For the next five years, Phillips toured the world with the Chronicle Atlantic Symphony singing in the band along with Compton Hodge and Dan Shultz.

But Phillips was not finished with the national Calypso contest. He wanted the crown and so staged a comeback. In 1993, the Mighty Rebel was victorious with the famous “Desi yuh wrong,” which was a satirical piece that criticized former President Desmond Hoyte.

He went on to win the calypso monarchy in 1997 with “Political lies”, in 2001 with “Ask the President”, and 2007 with “Is we put yuh deh”.

He also won the Soca Monarch Crown in 1999 with his piece “One step forward, plenty plenty backward.”

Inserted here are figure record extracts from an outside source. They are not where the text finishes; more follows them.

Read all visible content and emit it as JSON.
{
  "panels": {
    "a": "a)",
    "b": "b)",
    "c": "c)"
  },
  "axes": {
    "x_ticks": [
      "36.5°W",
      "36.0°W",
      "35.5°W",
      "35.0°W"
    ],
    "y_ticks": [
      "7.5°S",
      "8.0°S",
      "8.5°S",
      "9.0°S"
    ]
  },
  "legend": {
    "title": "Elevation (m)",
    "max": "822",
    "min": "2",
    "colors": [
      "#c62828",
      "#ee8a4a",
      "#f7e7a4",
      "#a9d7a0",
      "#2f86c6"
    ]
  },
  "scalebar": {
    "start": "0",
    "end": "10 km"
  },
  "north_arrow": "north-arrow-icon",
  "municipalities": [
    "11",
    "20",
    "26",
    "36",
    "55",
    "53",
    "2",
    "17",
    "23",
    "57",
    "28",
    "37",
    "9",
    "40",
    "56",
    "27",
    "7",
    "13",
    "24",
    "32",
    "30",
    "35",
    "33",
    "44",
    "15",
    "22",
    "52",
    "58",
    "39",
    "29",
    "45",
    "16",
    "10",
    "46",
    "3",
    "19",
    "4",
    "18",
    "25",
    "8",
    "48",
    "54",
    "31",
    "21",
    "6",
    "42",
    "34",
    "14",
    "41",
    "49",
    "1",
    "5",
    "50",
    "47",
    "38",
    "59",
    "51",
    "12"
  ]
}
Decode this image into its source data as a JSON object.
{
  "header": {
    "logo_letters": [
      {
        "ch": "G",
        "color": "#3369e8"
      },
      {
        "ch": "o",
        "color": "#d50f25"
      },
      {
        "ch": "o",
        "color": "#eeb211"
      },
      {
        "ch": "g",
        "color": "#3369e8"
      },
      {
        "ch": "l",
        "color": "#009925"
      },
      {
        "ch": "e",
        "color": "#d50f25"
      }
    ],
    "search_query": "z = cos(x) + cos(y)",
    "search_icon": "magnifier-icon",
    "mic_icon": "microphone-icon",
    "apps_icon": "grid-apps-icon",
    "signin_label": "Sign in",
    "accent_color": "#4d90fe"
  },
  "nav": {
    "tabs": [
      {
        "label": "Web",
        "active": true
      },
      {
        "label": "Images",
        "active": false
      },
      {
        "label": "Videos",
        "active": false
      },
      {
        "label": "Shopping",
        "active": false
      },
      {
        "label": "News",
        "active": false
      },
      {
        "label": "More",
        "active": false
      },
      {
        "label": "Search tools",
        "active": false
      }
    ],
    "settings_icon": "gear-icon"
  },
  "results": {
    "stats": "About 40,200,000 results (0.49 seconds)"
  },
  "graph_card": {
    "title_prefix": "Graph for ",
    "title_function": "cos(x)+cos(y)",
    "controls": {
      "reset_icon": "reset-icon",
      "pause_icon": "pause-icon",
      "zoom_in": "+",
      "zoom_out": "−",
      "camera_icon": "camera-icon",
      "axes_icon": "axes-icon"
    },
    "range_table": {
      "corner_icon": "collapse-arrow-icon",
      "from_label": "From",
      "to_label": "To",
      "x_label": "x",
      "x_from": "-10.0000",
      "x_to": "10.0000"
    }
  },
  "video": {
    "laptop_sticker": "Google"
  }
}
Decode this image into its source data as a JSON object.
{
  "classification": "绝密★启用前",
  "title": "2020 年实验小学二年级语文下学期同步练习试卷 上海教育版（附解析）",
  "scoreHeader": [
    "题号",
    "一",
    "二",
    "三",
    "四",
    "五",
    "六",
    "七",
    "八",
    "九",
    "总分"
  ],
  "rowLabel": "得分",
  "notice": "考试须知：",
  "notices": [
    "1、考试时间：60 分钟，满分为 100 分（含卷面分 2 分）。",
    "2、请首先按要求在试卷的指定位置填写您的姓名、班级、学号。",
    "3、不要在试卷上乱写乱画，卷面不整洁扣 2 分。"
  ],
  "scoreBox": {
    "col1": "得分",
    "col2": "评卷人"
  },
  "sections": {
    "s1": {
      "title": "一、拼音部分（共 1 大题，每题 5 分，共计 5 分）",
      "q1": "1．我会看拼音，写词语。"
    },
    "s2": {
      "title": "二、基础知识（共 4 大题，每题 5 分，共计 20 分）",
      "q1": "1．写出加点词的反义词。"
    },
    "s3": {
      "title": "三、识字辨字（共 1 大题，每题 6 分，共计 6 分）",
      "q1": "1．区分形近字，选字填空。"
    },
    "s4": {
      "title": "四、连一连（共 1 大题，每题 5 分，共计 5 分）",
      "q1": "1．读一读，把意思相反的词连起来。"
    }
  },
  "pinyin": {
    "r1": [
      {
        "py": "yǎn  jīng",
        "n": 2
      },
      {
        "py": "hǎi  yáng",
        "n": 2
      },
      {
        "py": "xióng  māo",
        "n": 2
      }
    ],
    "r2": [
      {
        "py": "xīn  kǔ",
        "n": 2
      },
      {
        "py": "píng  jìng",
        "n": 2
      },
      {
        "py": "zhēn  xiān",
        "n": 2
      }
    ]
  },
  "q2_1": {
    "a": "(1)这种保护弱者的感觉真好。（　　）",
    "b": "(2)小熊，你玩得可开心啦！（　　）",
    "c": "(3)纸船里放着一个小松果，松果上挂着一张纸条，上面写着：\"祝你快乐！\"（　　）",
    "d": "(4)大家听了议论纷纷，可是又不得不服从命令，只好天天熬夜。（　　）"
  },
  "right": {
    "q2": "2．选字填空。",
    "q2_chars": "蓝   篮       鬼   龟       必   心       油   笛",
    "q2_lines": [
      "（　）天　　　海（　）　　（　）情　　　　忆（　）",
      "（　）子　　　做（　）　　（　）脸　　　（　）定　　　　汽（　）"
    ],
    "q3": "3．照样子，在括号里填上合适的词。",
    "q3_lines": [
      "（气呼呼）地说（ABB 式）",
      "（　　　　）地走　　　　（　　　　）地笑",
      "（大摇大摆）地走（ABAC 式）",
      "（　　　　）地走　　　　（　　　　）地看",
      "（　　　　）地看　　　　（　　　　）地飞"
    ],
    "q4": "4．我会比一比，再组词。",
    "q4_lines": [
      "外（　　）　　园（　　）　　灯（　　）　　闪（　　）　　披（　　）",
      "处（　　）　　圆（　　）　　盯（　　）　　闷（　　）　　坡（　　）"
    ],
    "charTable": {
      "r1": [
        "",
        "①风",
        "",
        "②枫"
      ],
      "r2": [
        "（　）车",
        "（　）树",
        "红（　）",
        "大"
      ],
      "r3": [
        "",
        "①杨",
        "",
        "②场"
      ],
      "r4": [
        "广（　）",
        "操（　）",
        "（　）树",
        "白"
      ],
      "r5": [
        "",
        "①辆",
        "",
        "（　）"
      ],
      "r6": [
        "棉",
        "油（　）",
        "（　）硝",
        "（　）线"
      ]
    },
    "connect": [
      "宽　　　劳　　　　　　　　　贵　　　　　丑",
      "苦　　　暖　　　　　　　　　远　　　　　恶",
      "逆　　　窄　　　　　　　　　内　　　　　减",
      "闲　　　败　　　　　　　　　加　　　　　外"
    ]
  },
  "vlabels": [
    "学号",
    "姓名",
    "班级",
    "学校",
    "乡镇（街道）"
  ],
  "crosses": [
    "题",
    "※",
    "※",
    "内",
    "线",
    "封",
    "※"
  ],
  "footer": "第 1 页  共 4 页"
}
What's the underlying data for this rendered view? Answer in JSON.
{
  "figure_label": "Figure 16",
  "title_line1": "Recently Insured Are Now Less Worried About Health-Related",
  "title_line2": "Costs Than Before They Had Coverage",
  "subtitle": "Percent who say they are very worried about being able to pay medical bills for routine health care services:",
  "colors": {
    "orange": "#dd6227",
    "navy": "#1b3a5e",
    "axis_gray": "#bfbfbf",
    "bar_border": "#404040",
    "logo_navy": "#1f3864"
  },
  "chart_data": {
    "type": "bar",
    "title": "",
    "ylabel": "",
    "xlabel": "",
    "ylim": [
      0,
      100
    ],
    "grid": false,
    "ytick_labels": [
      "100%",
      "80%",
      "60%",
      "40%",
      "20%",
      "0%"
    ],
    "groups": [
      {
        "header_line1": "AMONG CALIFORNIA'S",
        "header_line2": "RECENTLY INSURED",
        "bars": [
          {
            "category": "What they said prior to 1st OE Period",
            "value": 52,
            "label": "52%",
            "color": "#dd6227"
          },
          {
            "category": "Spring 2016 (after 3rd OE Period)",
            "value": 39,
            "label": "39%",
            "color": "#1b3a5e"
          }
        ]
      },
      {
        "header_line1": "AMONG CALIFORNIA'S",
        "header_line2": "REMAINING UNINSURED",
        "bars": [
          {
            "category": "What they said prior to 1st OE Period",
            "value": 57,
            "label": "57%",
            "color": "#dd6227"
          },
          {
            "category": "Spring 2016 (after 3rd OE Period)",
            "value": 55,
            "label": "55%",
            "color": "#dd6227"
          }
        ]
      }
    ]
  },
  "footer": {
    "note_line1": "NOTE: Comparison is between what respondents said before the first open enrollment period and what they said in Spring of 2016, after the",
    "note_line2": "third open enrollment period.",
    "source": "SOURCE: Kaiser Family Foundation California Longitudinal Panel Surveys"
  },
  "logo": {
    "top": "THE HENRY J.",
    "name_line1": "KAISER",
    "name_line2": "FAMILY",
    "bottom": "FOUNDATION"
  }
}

As a cultural ambassador for Guyana, Phillips was fortunate to tour the United States on eight separate occasions, performing in and visiting New York, Washington, California, Texas, Delaware, and Miami. He has also performed in Ottawa in Canada, Belize, Barbados, Trinidad and Tobago, among others. Phillips’ singing ability was applauded by the State of California, as well as the then Mayor of Ottawa, Marian Dewar, in 1981.

The father of nine children held a Distinction in Public Speaking and Communications from the Critchlow Labour College.

In an effort to inspire and train others in the art of Calypso, the Mighty Rebel mentored a large number of our budding calypsonians at various levels of competition. His students included Young Bill Rogers, Mighty VJ and Lady Explainer.

While the Mighty Rebel has passed on, his body of work which includes 700 songs will always serve as a reminder that music can stir change while allowing us to have a few laughs along the way.